Надолго ли! — никак не могла успокоиться я. — Думаешь, всю жизнь будешь бегать и тебя никто не найдет? Глубоко ошибаешься. Таких, как ты, быстро находят. Даже намного быстрее, чем ты думаешь. Все равно где-нибудь да попадешься. Без прокола в этом деле нельзя. А когда попадешься, то срок намного больший получишь и тогда уже не выкрутишься. Я не знаю, сколько за побег дают, но думаю, что немало. И вообще со мной ты тоже зря связался. Мало того, что на тебе и так две статьи висит, так ты еще и третью себе на шею накидываешь. Отпустил бы меня с богом.
— Слушай, заткнись и дай поспать, — проворчал он. — Хватит каркать. Я сбежал не для того, чтобы обратно в тюрьму сесть.
— А для чего?
— А может, для того, чтобы тебя встретить.

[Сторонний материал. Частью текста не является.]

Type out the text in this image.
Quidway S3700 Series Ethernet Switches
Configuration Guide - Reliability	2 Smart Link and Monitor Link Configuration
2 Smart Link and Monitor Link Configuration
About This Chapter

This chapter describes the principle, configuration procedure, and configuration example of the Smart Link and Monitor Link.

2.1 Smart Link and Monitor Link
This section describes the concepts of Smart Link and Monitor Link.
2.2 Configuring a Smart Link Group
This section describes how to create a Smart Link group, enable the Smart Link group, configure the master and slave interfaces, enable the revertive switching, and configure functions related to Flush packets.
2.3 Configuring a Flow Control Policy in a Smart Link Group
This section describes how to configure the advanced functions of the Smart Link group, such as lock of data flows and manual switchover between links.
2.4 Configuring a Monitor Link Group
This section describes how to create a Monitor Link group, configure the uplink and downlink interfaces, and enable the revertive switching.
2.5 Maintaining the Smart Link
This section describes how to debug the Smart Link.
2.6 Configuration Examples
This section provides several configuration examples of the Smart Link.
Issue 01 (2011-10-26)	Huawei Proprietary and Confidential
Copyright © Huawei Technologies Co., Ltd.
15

— : Ага, я два раза поверила. Еще скажи, что эта встреча предначертана свыше и что ты еще на зоне почувствовал, что я приеду навестить свою любимую подругу, и помчался из-за колючей проволоки навстречу своей судьбе и своему счастью.
— А почему бы и нет! Может, это был зов плоти и причина твоего похищения именно в этом!
— Я тысячу раз тебе поверила. Но если это был зов плоти, то знай, что тебя отвергли и твой побег не имел никакого смысла.
— Меня никто никогда не отвергал, и тебе не стоит этого делать. Я открою тебе секрет, что я очень злопамятный. Это значит, что я слишком злой и у меня очень хорошая память. Ну а если серьезно, то я сбежал не для того, чтобы меня посадили снова. Я сбежал, чтобы больше уже никогда не сесть.
— И как тебе это удастся? Ты же в розыске. Хочешь сказать, что можно прожить всю жизнь в бегах?
— Есть тысячу способов начать новую жизнь и уже никогда не вернуться на зону.
— Например?
— Давай обойдемся без примеров.
— Я знаю, что ты имеешь в виду. Можно поменять паспорт, сделать пластику, уехать жить за рубеж. Ты это имеешь в виду?
— Послушай, заткнись и прекрати нести бред!
— Это не бред.
Дровосек не ответил. Не прошло и минуты, как за моей спиной послышался храп. Видимо, от такого количества алкоголя, сильного нервного напряжения и хронического недосыпания силы покинули дровосека намного раньше, чем он рассчитывал. Его мощное, торчащее за моей поясницей орудие обмякло и уснуло вместе со своим хозяином.